- Directed by: Jeff Wood
- Written by: Donald Davenport
- Produced by: Jeff Wood
- Starring: Mackenzie Astin
- Cinematography: David Brillhart
- Music by: Lee Holdridge
- Production company: D'Artagnan Entertainment
- Distributed by: Flame Out Production
- Release date: July 7, 2012;
- Country: United States
- Language: English
- Budget: $800,000

= Hell and Mr. Fudge =

Hell and Mr. Fudge is a 2012 American drama film directed by Jeff Wood and written by Donald Davenport. Based on a true story, the film stars Mackenzie Astin as Edward Fudge, a real life Alabama preacher who has been hired to determine the nature of hell.
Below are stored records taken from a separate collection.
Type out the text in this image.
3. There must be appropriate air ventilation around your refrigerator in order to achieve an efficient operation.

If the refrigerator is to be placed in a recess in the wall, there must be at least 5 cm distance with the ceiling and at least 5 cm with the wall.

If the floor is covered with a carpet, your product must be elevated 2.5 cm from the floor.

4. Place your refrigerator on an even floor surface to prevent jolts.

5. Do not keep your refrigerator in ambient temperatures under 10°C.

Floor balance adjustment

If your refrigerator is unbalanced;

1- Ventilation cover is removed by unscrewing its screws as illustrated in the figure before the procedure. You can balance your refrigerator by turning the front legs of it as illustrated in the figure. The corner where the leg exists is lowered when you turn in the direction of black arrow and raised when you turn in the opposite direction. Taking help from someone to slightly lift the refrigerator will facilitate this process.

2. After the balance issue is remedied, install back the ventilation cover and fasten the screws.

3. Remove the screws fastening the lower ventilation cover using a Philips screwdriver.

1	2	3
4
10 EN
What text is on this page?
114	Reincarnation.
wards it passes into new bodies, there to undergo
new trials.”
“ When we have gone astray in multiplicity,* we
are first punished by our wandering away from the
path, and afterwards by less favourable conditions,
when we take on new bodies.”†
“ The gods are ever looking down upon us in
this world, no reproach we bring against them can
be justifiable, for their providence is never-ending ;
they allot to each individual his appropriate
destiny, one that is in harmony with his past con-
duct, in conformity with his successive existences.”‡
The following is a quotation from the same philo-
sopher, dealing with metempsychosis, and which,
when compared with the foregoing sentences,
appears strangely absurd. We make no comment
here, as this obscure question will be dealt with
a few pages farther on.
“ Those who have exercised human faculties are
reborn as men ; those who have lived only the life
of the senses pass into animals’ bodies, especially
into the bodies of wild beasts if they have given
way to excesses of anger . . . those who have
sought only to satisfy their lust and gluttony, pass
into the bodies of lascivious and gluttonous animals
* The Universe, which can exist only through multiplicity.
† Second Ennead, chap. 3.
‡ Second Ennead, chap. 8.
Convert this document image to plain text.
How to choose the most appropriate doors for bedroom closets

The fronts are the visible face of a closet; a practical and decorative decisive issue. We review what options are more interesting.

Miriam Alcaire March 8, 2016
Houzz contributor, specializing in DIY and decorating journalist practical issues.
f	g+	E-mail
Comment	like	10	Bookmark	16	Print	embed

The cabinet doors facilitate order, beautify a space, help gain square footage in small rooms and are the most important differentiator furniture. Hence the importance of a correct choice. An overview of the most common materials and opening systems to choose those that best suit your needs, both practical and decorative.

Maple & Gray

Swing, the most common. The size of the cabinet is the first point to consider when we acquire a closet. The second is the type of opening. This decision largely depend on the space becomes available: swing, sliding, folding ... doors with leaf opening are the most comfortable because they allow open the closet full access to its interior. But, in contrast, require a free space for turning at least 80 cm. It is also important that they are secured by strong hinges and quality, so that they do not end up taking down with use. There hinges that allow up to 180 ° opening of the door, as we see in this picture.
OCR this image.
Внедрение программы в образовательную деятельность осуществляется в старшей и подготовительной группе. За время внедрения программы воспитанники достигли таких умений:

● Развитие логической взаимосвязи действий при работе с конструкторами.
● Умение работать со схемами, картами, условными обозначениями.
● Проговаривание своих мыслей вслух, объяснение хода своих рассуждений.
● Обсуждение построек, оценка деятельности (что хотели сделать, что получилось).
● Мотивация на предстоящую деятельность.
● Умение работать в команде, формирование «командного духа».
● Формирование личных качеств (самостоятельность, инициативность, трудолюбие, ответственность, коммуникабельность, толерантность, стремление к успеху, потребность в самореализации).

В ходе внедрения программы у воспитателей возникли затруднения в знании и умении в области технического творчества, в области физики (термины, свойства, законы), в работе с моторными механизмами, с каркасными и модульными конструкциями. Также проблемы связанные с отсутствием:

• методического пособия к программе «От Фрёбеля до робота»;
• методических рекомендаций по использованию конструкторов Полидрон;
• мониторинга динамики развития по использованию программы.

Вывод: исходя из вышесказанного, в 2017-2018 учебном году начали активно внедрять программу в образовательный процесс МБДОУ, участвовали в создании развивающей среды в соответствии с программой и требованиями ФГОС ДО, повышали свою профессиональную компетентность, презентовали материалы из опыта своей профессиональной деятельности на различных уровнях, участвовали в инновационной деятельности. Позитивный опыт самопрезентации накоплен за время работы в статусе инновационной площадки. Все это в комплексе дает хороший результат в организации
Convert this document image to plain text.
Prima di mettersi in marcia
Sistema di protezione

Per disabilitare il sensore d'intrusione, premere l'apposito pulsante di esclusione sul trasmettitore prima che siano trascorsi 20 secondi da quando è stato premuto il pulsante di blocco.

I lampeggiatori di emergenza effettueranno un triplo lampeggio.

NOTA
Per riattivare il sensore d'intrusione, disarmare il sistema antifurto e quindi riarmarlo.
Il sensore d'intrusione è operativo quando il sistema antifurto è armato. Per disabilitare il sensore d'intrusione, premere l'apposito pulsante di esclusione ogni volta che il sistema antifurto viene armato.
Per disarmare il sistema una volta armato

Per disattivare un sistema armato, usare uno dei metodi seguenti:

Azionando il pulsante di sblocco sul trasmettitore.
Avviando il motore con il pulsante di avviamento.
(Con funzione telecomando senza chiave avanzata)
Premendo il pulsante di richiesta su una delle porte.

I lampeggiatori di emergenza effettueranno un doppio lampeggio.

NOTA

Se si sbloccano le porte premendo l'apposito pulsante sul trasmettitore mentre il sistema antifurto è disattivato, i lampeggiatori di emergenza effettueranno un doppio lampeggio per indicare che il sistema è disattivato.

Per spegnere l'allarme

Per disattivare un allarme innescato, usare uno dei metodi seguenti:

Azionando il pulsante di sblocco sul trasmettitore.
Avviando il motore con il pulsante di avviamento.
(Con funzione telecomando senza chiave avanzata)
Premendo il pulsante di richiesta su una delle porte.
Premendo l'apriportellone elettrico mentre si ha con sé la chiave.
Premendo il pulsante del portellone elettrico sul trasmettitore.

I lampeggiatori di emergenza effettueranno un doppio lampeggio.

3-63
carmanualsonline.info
The real life Fudge is best known for his book The Fire That Consumes, in which he argues against the immortal soul and eternal torment in hell.

==Cast==
- Mackenzie Astin as Edward Fudge
  - Cody Sullivan as young Edward
- Keri Lynn Pratt as Sara Fudge
- John Wesley Shipp as Bennie Lee Fudge
- Eileen Davidson as Sibyl Fudge
- Wes Robertson as Joe Mark
  - Trevor Allen Martin as young Joe
- Helen Ingebritsen as Mrs. Herne
- Christian Fortune as Davy Hollis
- Sean McGowan as Don Haloway
- Tom Hillmann as Simon Clarage

==Production==
Filming took place in Athens, Alabama in June and July 2011. The film had a scheduled release date of "first quarter 2012". Fudge cooperated in the film's development.

==Reception==
In April 2012, the film received a Platinum award in the "Christian theatrical feature film" category at the Worldfest-Houston International Film Festival. The film's producers subsequently sought a distributor for a wider release.